# A Complexity-Theoretic Account of The Strong Law of Small Numbers

The Strong Law of Small Numbers (see also Wikipedia) says that “There aren’t enough small numbers to meet the many demands made of them.” It means that when you look at small numbers, it’s easy to see compelling patterns that turn out to be false when you look at larger numbers.

Using complexity theory, we can give a partial account of this phenomenon.  The concept that we’ll use is length-conditional complexity: if $x$ is an $n$-bit number, $C(x|n)$ means the length of the shortest Turing machine that outputs $x$ when given $n$ as an input.  In a previous post, I stated the following theorem:

Theorem: Suppose you have a computable property $P_{m,n}(x)$ of $n$-bit numbers $x$ such that:

1.  For all $m_1 < m_2$, $n$, $x$, $P_{m_1,n}(x)$ implies $P_{m_2,n}(x)$.
2. For all $m$, $n$, there are at least $2^n(1-2^m)$ $n$-digit numbers $x$ such that $P_{m,n}(x)$ holds.

Then there is a $c$ such that for all $m$ and $n$, $P_{m,n}(x)$ holds for every $x$ of length $n$ such that $C(x|n) > n + c - m$.

Furthermore, the number of $x$‘s of length $n$ such that $C(x|n) > n + c - m$ is at least $2^n(1 - 2^{c - m})$.

In this context, $P_{n,m}(x)$ might be of the form “ $x$ is not close to some special set of numbers”, like “ $x$ is not close to a square number” or “ $x$ is not close to a prime”, where the meaning of “close” will depend on $m$ and $n$.  Or it could be that some statistic about $x$ deviates from the expected value by some large amount (again, with the meaning of “large” depending on $m$ and $n$).

Now, suppose we have a bag of computable properties $P^1_{m,n}, P^2_{m,n},\ldots$ that we’re interested in.  Assume that we’re using the same $m$ and $n$ for each and that they are of similar complexity, meaning that the value of $c$ in the above theorem is the same for each of them.
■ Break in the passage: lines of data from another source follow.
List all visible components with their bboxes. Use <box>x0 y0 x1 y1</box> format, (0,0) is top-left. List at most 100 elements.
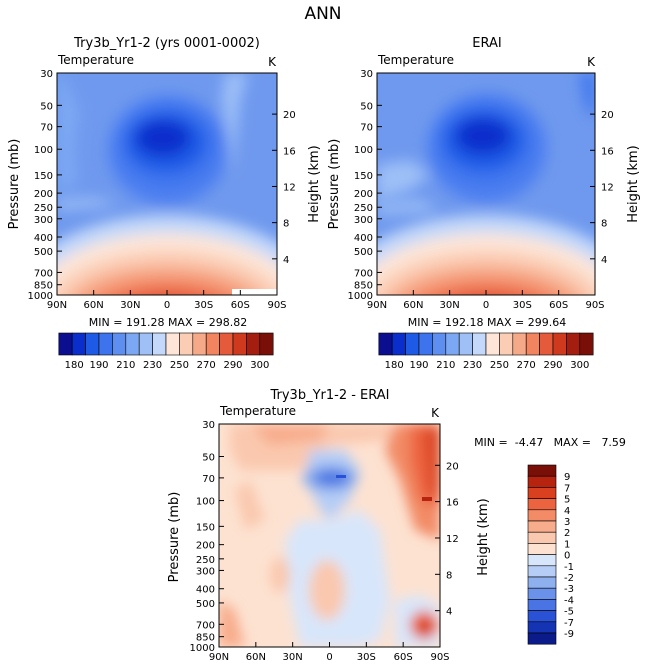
y-tick-label: 200 <box>196 541 215 552</box>
y-tick-label: 300 <box>34 215 53 226</box>
colorbar-swatch <box>527 531 557 544</box>
units-label: K <box>587 55 596 69</box>
y-tick-label: 250 <box>34 203 53 214</box>
x-axis: 90N 60N 30N 0 30S 60S 90S <box>47 290 287 311</box>
x-tick-label: 0 <box>483 300 489 311</box>
contour-field <box>219 424 440 647</box>
colorbar-swatch <box>527 475 557 488</box>
colorbar-label: -5 <box>564 607 574 618</box>
variable-label: Temperature <box>219 404 296 418</box>
colorbar-swatch <box>527 632 557 645</box>
y-tick-label: 100 <box>34 145 53 156</box>
contour-field <box>57 73 277 295</box>
x-tick-label: 60S <box>394 652 413 663</box>
panel-title: Try3b_Yr1-2 - ERAI <box>269 388 389 403</box>
height-axis-title: Height (km) <box>307 145 322 222</box>
colorbar-swatch <box>527 520 557 533</box>
y-tick-label: 850 <box>354 281 373 292</box>
colorbar-label: 290 <box>543 360 562 371</box>
y-tick-label: 400 <box>34 233 53 244</box>
colorbar-swatch <box>527 509 557 522</box>
colorbar-swatch <box>458 332 473 356</box>
x-axis: 90N 60N 30N 0 30S 60S 90S <box>367 290 605 311</box>
x-tick-label: 30S <box>513 300 532 311</box>
colorbar-label: 210 <box>116 360 135 371</box>
colorbar-swatch <box>112 332 127 356</box>
y-axis-title: Pressure (mb) <box>327 139 342 230</box>
x-tick-label: 30N <box>120 300 140 311</box>
colorbar-swatch <box>472 332 487 356</box>
x-tick-label: 60S <box>231 300 250 311</box>
contour-field <box>377 73 595 295</box>
colorbar-swatch <box>192 332 207 356</box>
height-tick-label: 4 <box>601 255 607 266</box>
colorbar-label: 9 <box>564 472 570 483</box>
x-tick-label: 90S <box>267 300 286 311</box>
colorbar-swatch <box>527 587 557 600</box>
x-tick-label: 30N <box>283 652 303 663</box>
x-tick-label: 60N <box>84 300 104 311</box>
y-tick-label: 50 <box>40 101 53 112</box>
colorbar-label: 230 <box>143 360 162 371</box>
colorbar-label: -2 <box>564 573 574 584</box>
y-tick-label: 200 <box>34 189 53 200</box>
colorbar-swatch <box>85 332 100 356</box>
colorbar-swatch <box>98 332 113 356</box>
height-tick-label: 4 <box>283 255 289 266</box>
colorbar-swatch <box>179 332 194 356</box>
x-tick-label: 0 <box>164 300 170 311</box>
colorbar-swatch <box>527 576 557 589</box>
colorbar-swatch <box>527 554 557 567</box>
colorbar-label: 270 <box>517 360 536 371</box>
height-tick-label: 16 <box>446 498 459 509</box>
units-label: K <box>431 406 440 420</box>
colorbar-label: 5 <box>564 495 570 506</box>
colorbar-swatch <box>152 332 167 356</box>
colorbar-label: 190 <box>409 360 428 371</box>
y-tick-label: 70 <box>40 123 53 134</box>
colorbar-swatch <box>552 332 567 356</box>
colorbar-swatch <box>205 332 220 356</box>
y-tick-label: 700 <box>196 620 215 631</box>
colorbar-swatch <box>432 332 447 356</box>
variable-label: Temperature <box>57 53 134 67</box>
colorbar-swatch <box>485 332 500 356</box>
colorbar-swatch <box>71 332 86 356</box>
colorbar-label: 3 <box>564 517 570 528</box>
x-tick-label: 90S <box>430 652 449 663</box>
x-axis: 90N 60N 30N 0 30S 60S 90S <box>209 642 450 663</box>
colorbar-swatch <box>512 332 527 356</box>
y-tick-label: 300 <box>354 215 373 226</box>
colorbar-swatch <box>125 332 140 356</box>
height-axis-title: Height (km) <box>626 145 641 222</box>
colorbar-label: 290 <box>223 360 242 371</box>
y-tick-label: 400 <box>196 585 215 596</box>
y-tick-label: 850 <box>34 281 53 292</box>
y-tick-label: 30 <box>202 420 215 431</box>
colorbar-label: 270 <box>197 360 216 371</box>
height-tick-label: 20 <box>446 461 459 472</box>
colorbar-label: 250 <box>170 360 189 371</box>
colorbar-label: 2 <box>564 528 570 539</box>
colorbar-swatch <box>499 332 514 356</box>
colorbar: 180 190 210 230 250 270 290 300 <box>378 332 594 371</box>
y-axis-right: Height (km) 4 8 12 16 20 <box>435 461 491 618</box>
colorbar-swatch <box>246 332 261 356</box>
panel-model: Try3b_Yr1-2 (yrs 0001-0002) Temperature … <box>7 36 322 371</box>
y-tick-label: 70 <box>360 123 373 134</box>
x-tick-label: 30S <box>194 300 213 311</box>
y-axis-right: Height (km) 4 8 12 16 20 <box>590 110 641 266</box>
colorbar: 180 190 210 230 250 270 290 300 <box>58 332 274 371</box>
colorbar-swatch <box>165 332 180 356</box>
height-tick-label: 16 <box>283 146 296 157</box>
x-tick-label: 60N <box>403 300 423 311</box>
colorbar-label: 300 <box>250 360 269 371</box>
y-tick-label: 1000 <box>348 291 373 302</box>
colorbar-swatch <box>445 332 460 356</box>
colorbar-swatch <box>527 621 557 634</box>
height-tick-label: 12 <box>446 534 459 545</box>
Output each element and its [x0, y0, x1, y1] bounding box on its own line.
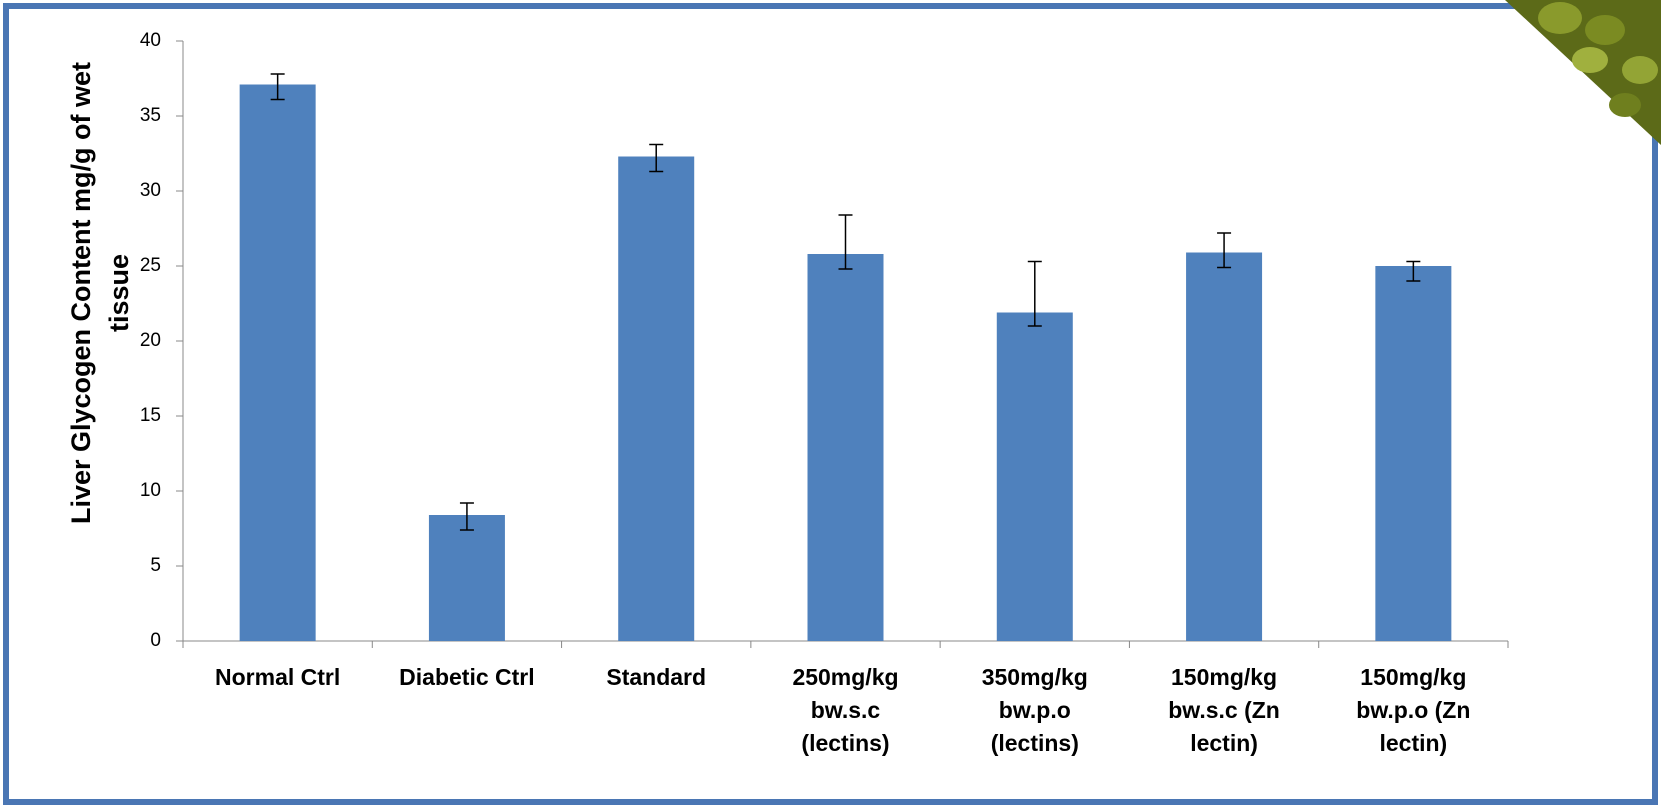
x-tick-label: 150mg/kg bw.s.c (Zn lectin) [1144, 661, 1304, 760]
y-tick-label: 5 [150, 555, 161, 576]
y-tick-label: 15 [140, 405, 161, 426]
bar [618, 157, 694, 642]
bar [997, 313, 1073, 642]
y-tick-label: 10 [140, 480, 161, 501]
y-tick-label: 20 [140, 330, 161, 351]
x-tick-label: Normal Ctrl [198, 661, 358, 694]
y-tick-label: 40 [140, 30, 161, 51]
bar [240, 85, 316, 642]
y-axis-title: Liver Glycogen Content mg/g of wet tissu… [62, 58, 138, 528]
bar [1186, 253, 1262, 642]
x-tick-label: 150mg/kg bw.p.o (Zn lectin) [1333, 661, 1493, 760]
bar [1375, 266, 1451, 641]
x-tick-label: 250mg/kg bw.s.c (lectins) [766, 661, 926, 760]
bar [429, 515, 505, 641]
page: 0 5 10 15 20 25 30 35 40 Liver Glycogen Content … [0, 0, 1661, 808]
x-tick-label: 350mg/kg bw.p.o (lectins) [955, 661, 1115, 760]
y-tick-label: 30 [140, 180, 161, 201]
x-tick-label: Standard [576, 661, 736, 694]
bar [808, 254, 884, 641]
y-tick-label: 35 [140, 105, 161, 126]
y-tick-label: 25 [140, 255, 161, 276]
x-tick-label: Diabetic Ctrl [387, 661, 547, 694]
y-tick-label: 0 [150, 630, 161, 651]
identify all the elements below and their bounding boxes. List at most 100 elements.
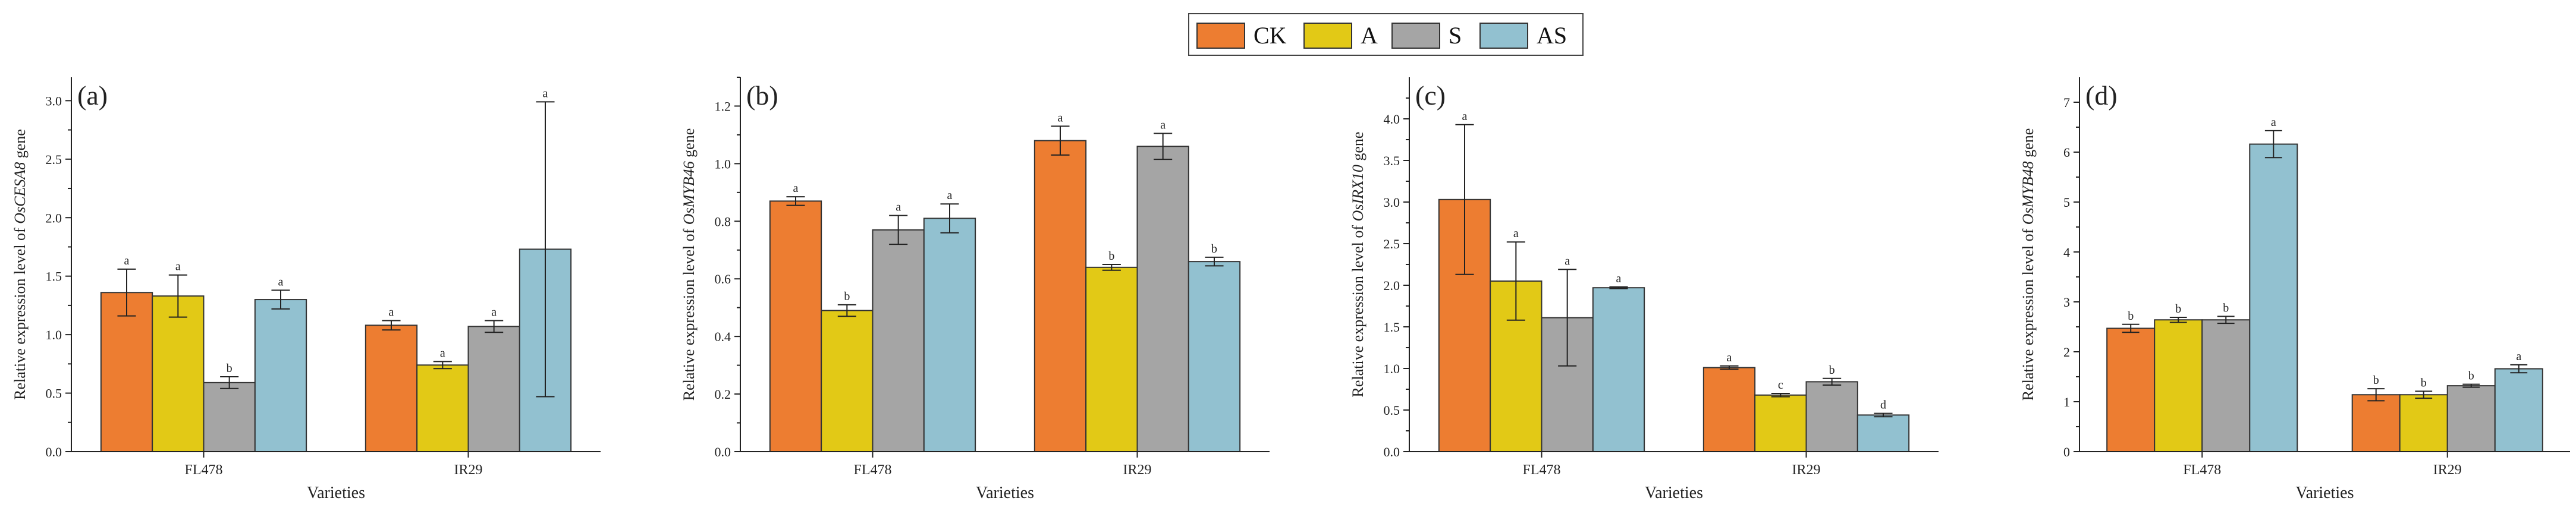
y-tick-label: 0.0 — [1384, 445, 1400, 459]
chart-panel-3: a a a c a b a d 0.0 0.5 1.0 1.5 2.0 2.5 3.0 3.5 4.0 FL478… — [1349, 77, 1939, 502]
significance-letter: b — [2223, 301, 2229, 314]
x-tick-label: FL478 — [2183, 462, 2221, 478]
y-tick-label: 1 — [2063, 395, 2070, 409]
x-axis-label: Varieties — [2296, 484, 2354, 502]
y-tick-label: 1.5 — [1384, 320, 1400, 335]
bar-as-ir29 — [1856, 414, 1910, 453]
x-axis-label: Varieties — [307, 484, 365, 502]
error-bar-ck-ir29 — [2367, 388, 2385, 402]
y-tick-label: 2 — [2063, 345, 2070, 360]
bar-ck-ir29 — [2351, 394, 2401, 452]
bar-a-ir29 — [416, 364, 469, 452]
y-tick-label: 3.5 — [1384, 153, 1400, 168]
legend-label-ck: CK — [1254, 22, 1287, 49]
bar-a-fl478 — [2154, 319, 2203, 452]
y-tick-label: 5 — [2063, 195, 2070, 210]
significance-letter: a — [1565, 254, 1570, 267]
bar-as-fl478 — [923, 217, 976, 452]
error-bar-s-ir29 — [1823, 377, 1842, 386]
error-bar-a-fl478 — [1506, 241, 1525, 321]
y-tick-label: 0.0 — [46, 445, 62, 459]
x-axis-label: Varieties — [976, 484, 1034, 502]
y-tick-label: 0.5 — [46, 386, 62, 401]
bar-ck-ir29 — [365, 324, 418, 452]
y-tick-label: 7 — [2063, 95, 2070, 110]
bar-as-ir29 — [1188, 261, 1241, 452]
panel-label: (c) — [1415, 80, 1446, 111]
y-tick-label: 2.5 — [46, 152, 62, 167]
error-bar-s-fl478 — [220, 376, 239, 389]
error-bar-as-fl478 — [940, 203, 959, 234]
y-tick-label: 3.0 — [46, 93, 62, 108]
significance-letter: b — [2373, 374, 2379, 387]
bar-s-ir29 — [1805, 381, 1858, 453]
legend: CK A S AS — [1188, 13, 1584, 56]
error-bar-as-fl478 — [2264, 130, 2282, 159]
error-bar-as-ir29 — [1205, 256, 1224, 267]
bar-s-ir29 — [467, 326, 520, 452]
legend-swatch-ck — [1196, 23, 1245, 49]
bar-as-fl478 — [2249, 143, 2298, 452]
significance-letter: a — [896, 201, 901, 214]
bar-as-fl478 — [254, 299, 307, 452]
y-tick-label: 1.0 — [1384, 361, 1400, 376]
error-bar-as-fl478 — [1609, 286, 1628, 289]
error-bar-ck-fl478 — [117, 268, 136, 317]
bar-as-fl478 — [1592, 287, 1645, 452]
bar-ck-fl478 — [2106, 327, 2156, 453]
error-bar-ck-fl478 — [786, 196, 805, 206]
panel-label: (a) — [77, 80, 108, 111]
error-bar-s-fl478 — [889, 215, 908, 245]
significance-letter: a — [793, 182, 799, 195]
error-bar-a-fl478 — [837, 304, 856, 317]
y-tick-label: 1.0 — [46, 327, 62, 342]
error-bar-as-ir29 — [536, 101, 555, 398]
y-axis-label: Relative expression level of OsMYB46 gen… — [680, 128, 698, 401]
panel-label: (b) — [746, 80, 778, 111]
y-tick-label: 4.0 — [1384, 112, 1400, 127]
x-tick-label: IR29 — [2433, 462, 2462, 478]
significance-letter: c — [1778, 379, 1783, 392]
bar-s-fl478 — [2201, 319, 2251, 452]
bar-ck-fl478 — [769, 200, 822, 452]
error-bar-as-ir29 — [2510, 364, 2528, 374]
legend-label-s: S — [1449, 22, 1462, 49]
significance-letter: b — [2468, 370, 2474, 383]
significance-letter: b — [844, 290, 850, 303]
y-tick-label: 3.0 — [1384, 195, 1400, 210]
bar-a-fl478 — [821, 310, 874, 452]
error-bar-s-ir29 — [2462, 383, 2480, 388]
significance-letter: b — [2128, 310, 2134, 323]
significance-letter: a — [2516, 350, 2521, 363]
error-bar-a-fl478 — [168, 274, 187, 318]
y-tick-label: 0.5 — [1384, 403, 1400, 418]
significance-letter: a — [440, 346, 445, 360]
error-bar-a-ir29 — [1771, 393, 1790, 398]
x-axis-label: Varieties — [1645, 484, 1703, 502]
error-bar-ck-fl478 — [2122, 323, 2140, 333]
error-bar-a-fl478 — [2169, 317, 2187, 323]
panel-label: (d) — [2085, 80, 2118, 111]
error-bar-a-ir29 — [2415, 390, 2433, 399]
y-tick-label: 0.2 — [715, 387, 731, 402]
y-tick-label: 3 — [2063, 295, 2070, 310]
legend-swatch-s — [1391, 23, 1440, 49]
bar-ck-ir29 — [1702, 367, 1756, 452]
significance-letter: a — [389, 306, 394, 319]
bar-a-ir29 — [2399, 394, 2448, 452]
error-bar-s-fl478 — [2217, 316, 2235, 324]
y-tick-label: 0.8 — [715, 214, 731, 229]
y-axis-label: Relative expression level of OsMYB48 gen… — [2019, 128, 2037, 401]
legend-swatch-a — [1303, 23, 1352, 49]
error-bar-as-ir29 — [1874, 412, 1893, 418]
bar-ck-ir29 — [1033, 140, 1087, 453]
y-tick-label: 0 — [2063, 445, 2070, 459]
significance-letter: b — [2175, 302, 2181, 316]
y-tick-label: 0.4 — [715, 329, 731, 344]
significance-letter: a — [491, 306, 497, 319]
y-tick-label: 1.5 — [46, 269, 62, 284]
significance-letter: a — [1513, 227, 1519, 240]
chart-panel-1: a a a a b a a a 0.0 0.5 1.0 1.5 2.0 2.5 3.0 FL478 IR29 Va… — [11, 77, 601, 502]
y-tick-label: 1.2 — [715, 99, 731, 114]
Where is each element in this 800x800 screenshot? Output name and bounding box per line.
Then assuming that $c - m$ is small, given a random $n$-bit number $x$, it is likely (with probability at least $1 - 2^{c-m}$) that $x$ satisfies $C(x|n) > n + c - m$, and thus $P^i_{m,n}(x)$ should hold for all $P^i$ without exception.  If some $P^i_{m,n}(x)$ doesn’t hold, that means some assumption was violated, in particular that $P^i_{m,n}$ doesn’t hold for at least $2^m$ $n$-bit numbers, which is good evidence that there’s some pattern or mathematical law here that you were unaware of (e.g., a large proportion of numbers are close to one in some special set).  (Note that it is also possible that the assumption that was violated was that the complexity $c$ of $P^i_{m,n}(x)$ was higher than expected.  However, that $c$ is tied pretty closely to the length of a program that implements $P$, so, assuming that you know how to compute $P$, it’s unlikely that it’s much more complex than you originally thought.)

On the other hand, if $c - m$ is large (say, $\geq 0$), then there may be no $x$‘s such that $C(x|n) > n + c - m$.  In that case, it may simply be that the properties $P^i_{m,n}(x)$ are independent for different values of $i$.  In that case, it’s not reasonable to assume that if some $P^i_{m,n}(x)$ fails, then you
have discovered a possible new mathematical law, it may just be a coincidence instead.

Furthermore, as $n$ gets smaller, you will be forced to decrease $m$, making $c - m$ larger, since if $n < m$, then each $P^i_{m,n}$ must be trivial, since it must hold of at least $1-2^m$ of the $2^n$ numbers, and the only way to do that is to hold for all of them, making the properties trivial.

I certainly don’t claim this captures everything about the Strong Law of Small Numbers. But I like this account, because it gives a way to think about what “small” means: namely, it means small enough that you’ve chosen an $m$ such that $m\leq c$, where $c$ is the complexity of the properties of numbers that you’re interested in.